O presidente que, até hoje, leva o crédito por ter mantido um diálogo quase diário com Deus é George Bush II, que transformou a Casa Branca em um templo de oração. Lá, as pessoas rezavam antes de bombardear um país (principalmente Iraque e Afeganistão) para que Deus guiasse a mão assassina daqueles que lançavam as bombas a milhares de quilômetros de distância.

Para começar, George Bush II declarou-se candidato à presidência por sugestão direta do Ser Supremo: "Ouvi o chamado. Acredito que Deus quer que eu concorra à presidência." Seu filósofo favorito (sic) era Jesus Cristo porque ele “mudou seu coração”18.

Todas as manhãs, Bush rezava na Casa Branca, lendo um livro de sermões religiosos ao amanhecer, e a última coisa que ele fazia antes de ir para a cama era rezar. Mas essas orações tinham um propósito muito específico, relacionado à grandeza dos Estados Unidos: “Rezo por orientação, sabedoria e força. Rezo por nossos homens de uniforme e pelo povo do Iraque. Rezo pela paz […] E encontro conforto em saber que outros estão rezando por mim.”

Segundo Bush, os Estados Unidos, uma nação ungida por Deus, representam o bem, e na guerra contra o Iraque, uma “luta colossal entre o bem e o mal estava se desenrolando, e não se enganem: o bem [leia-se: América] vencerá”.

Como parte desse plano celestial, na época em que as brutais guerras de agressão contra o Iraque e o Afeganistão estavam sendo travadas, milhares de Círculos de Oração Presidenciais e Rodas de Oração foram organizados e operados em vários locais dos Estados Unidos, 24 horas por dia. Nessas reuniões, repetia-se a seguinte oração para que os soldados que massacravam os povos dos territórios ocupados pelos Estados Unidos tivessem sucesso em sua "divina" missão de matar:

Senhor, segura nossas tropas em tuas mãos amorosas.

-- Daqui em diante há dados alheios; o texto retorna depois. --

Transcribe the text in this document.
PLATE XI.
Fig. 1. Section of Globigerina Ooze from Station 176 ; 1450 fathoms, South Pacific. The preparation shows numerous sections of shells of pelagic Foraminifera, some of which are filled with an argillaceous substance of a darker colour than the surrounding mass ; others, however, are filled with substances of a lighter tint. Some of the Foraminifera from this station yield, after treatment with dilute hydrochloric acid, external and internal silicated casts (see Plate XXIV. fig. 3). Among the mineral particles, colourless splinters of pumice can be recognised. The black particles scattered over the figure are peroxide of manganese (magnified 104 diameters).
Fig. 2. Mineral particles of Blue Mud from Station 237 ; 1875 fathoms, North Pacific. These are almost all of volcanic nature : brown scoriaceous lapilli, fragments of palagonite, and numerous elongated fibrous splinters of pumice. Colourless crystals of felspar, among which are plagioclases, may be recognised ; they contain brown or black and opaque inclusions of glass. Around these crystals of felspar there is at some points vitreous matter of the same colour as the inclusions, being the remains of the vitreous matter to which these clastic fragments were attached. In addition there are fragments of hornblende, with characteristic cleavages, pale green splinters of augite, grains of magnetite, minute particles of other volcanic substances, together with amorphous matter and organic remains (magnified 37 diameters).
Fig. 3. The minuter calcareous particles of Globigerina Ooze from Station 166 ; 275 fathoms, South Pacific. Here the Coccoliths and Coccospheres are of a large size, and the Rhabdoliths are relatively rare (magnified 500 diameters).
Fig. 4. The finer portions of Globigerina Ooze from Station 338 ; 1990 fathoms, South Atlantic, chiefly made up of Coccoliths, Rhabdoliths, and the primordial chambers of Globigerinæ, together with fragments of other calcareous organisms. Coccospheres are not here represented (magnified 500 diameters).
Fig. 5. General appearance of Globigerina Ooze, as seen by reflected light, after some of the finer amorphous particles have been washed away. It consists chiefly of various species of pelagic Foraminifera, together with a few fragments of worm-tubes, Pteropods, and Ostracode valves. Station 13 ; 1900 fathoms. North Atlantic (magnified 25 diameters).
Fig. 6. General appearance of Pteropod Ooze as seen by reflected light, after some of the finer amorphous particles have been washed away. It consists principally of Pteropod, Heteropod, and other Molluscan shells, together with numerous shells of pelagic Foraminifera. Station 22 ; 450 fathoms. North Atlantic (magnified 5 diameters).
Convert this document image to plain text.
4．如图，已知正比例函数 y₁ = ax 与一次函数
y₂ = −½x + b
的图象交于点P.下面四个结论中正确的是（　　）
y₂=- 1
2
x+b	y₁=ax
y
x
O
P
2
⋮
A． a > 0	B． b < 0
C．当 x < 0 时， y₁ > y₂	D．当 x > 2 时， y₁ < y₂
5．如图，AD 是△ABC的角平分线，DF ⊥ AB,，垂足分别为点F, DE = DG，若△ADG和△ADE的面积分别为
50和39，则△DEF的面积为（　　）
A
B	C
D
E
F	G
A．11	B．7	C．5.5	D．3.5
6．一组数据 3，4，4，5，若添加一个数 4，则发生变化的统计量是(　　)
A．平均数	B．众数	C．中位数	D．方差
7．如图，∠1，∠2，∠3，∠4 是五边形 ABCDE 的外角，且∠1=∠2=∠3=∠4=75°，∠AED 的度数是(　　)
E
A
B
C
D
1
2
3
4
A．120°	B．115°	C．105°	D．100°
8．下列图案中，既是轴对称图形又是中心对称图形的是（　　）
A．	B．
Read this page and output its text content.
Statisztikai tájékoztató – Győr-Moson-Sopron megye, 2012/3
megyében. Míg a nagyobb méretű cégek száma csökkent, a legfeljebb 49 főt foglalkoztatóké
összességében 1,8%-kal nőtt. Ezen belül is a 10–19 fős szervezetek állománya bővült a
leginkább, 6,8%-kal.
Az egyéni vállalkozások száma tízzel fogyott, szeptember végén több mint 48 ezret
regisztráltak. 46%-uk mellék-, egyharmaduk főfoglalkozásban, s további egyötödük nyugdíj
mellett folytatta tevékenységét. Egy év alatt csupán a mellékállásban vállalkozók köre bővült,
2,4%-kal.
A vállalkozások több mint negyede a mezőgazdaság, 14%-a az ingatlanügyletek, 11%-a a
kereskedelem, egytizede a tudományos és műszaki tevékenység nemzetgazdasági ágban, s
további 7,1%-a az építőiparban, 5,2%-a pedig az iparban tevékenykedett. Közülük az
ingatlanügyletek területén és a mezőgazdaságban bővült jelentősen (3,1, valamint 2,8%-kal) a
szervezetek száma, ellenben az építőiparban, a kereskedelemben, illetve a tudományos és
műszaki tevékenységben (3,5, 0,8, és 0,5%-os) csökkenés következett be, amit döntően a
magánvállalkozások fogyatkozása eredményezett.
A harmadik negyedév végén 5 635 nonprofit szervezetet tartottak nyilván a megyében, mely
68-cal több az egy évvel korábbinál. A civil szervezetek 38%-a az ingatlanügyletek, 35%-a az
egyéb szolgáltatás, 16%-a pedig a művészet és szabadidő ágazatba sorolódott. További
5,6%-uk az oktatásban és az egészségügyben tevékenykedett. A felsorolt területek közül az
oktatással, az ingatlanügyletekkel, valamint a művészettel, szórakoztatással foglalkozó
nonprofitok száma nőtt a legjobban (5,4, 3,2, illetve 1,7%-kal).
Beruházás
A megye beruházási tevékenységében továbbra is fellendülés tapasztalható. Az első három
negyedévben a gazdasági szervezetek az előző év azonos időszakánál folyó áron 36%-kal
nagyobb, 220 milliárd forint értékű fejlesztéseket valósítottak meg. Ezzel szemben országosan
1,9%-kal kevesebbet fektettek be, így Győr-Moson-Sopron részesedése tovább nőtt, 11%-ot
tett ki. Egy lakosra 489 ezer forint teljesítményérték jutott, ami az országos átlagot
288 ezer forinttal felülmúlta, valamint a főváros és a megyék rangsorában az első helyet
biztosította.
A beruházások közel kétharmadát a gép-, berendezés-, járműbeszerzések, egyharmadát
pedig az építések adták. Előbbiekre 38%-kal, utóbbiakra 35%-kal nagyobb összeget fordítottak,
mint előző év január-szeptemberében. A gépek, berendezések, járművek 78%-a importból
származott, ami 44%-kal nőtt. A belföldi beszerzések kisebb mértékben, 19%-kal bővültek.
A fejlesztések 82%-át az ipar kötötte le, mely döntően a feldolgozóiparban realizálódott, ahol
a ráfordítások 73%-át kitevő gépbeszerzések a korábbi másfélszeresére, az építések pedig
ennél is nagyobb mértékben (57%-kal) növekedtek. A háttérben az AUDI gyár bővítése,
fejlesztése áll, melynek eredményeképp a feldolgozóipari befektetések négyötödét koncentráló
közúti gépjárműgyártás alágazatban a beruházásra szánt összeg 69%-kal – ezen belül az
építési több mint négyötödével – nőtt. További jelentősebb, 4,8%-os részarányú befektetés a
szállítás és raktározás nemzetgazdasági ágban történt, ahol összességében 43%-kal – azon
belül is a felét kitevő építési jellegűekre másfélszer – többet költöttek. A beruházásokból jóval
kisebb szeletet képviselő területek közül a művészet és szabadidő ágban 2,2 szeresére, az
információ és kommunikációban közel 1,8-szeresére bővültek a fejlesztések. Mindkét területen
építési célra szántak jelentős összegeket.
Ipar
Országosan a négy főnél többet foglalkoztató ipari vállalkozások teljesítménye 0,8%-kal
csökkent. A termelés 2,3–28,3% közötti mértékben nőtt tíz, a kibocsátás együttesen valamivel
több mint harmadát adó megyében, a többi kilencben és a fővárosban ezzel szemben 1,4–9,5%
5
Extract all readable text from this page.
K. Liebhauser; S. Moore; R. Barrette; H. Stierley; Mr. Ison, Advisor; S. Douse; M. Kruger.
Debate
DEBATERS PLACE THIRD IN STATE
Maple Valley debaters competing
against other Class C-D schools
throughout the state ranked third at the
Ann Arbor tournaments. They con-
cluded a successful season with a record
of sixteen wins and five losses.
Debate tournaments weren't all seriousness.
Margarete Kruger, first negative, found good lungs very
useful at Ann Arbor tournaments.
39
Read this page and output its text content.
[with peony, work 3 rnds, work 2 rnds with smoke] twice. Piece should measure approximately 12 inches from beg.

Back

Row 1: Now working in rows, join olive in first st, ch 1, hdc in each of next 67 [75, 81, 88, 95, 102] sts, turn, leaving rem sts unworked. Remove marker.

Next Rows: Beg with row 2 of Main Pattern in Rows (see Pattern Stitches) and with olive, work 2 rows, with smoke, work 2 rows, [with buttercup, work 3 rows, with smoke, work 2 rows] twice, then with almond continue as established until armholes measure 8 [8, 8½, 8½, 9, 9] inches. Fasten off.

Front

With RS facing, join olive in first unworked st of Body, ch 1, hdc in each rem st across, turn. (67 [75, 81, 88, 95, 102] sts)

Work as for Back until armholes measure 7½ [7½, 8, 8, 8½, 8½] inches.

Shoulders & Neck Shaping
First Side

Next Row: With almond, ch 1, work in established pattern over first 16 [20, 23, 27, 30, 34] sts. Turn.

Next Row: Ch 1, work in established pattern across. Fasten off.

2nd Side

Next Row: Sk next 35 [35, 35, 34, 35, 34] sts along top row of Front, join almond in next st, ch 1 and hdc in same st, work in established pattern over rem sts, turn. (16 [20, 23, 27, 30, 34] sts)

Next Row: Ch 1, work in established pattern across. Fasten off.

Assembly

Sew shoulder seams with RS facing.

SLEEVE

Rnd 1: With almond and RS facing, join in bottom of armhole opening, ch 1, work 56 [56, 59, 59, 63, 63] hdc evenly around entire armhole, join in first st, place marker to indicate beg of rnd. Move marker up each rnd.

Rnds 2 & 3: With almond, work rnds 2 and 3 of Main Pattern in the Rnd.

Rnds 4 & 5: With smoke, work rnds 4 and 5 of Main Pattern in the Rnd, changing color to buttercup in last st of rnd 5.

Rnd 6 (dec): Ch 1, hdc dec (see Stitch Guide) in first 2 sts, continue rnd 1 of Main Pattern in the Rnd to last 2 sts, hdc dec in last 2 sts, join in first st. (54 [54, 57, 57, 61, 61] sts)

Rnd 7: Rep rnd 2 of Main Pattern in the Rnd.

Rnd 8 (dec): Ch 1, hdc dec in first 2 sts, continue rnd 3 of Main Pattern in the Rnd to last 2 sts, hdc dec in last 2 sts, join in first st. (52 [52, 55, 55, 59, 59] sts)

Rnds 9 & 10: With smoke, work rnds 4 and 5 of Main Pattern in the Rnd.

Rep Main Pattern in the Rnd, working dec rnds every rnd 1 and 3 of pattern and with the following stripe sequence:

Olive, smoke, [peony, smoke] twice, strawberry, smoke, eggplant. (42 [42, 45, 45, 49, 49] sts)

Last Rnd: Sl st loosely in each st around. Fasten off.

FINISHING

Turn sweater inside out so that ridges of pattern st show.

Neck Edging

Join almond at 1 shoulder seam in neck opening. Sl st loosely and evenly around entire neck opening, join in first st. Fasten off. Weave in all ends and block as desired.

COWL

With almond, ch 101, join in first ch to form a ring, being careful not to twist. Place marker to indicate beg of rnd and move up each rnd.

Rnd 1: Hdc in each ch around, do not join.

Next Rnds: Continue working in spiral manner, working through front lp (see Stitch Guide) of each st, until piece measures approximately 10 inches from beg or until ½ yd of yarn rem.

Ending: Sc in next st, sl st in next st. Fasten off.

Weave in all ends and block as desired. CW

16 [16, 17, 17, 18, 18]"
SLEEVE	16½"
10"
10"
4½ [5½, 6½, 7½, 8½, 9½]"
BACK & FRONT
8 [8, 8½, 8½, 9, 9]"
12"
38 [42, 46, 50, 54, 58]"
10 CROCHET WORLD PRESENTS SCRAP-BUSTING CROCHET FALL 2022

Proteja-os assim como eles nos protegem.
Abençoe-os e suas famílias
pelas ações altruístas que realizam
por nós em nosso momento de necessidade.
Peço isso em nome de Jesus,
nosso Senhor e Salvador. Amém.

O que mais se poderia esperar dos seguidores de um presidente com quem Deus falou e o conduziu em uma missão divina? Não é brincadeira, mas o fanático religioso que ocupava a Casa Branca afirmou: "Deus me disse: 'George, vá lutar contra esses terroristas no Afeganistão'. E eu fiz. E então Deus me disse: "George, vá acabar com a tirania no Iraque." E eu fiz."

O racismo do Destino Manifesto

O Destino Manifesto é uma ordem divina destinada aos brancos de origem anglo-saxônica que vieram para os Estados Unidos, mas não inclui de forma alguma outras "raças", consideradas bestiais, selvagens, bárbaras, atrasadas e, portanto, diabólicas, que não poderiam ser levadas em consideração por Deus. Em vez disso, ele ordena que os brancos puros dominem, explorem, escravizem e aniquilem as “raças coloridas”. Nesse sentido, vale destacar alguns casos.

Em 1899, no Colorado, um grupo de empresários organizou uma exposição sobre a Grande América . A principal atração era o desfile de exemplares dos povos colonizados. Os organizadores anunciaram a participação de "mil nativos das possessões insulares do Tio Sam", incluindo filipinos, cubanos, porto-riquenhos e havaianos. Foi indicado que quando os filipinos fossem exibidos, eles desfilariam “tagalos civilizados” e “anões meio selvagens, semelhantes a macacos, do interior de Luzon”19.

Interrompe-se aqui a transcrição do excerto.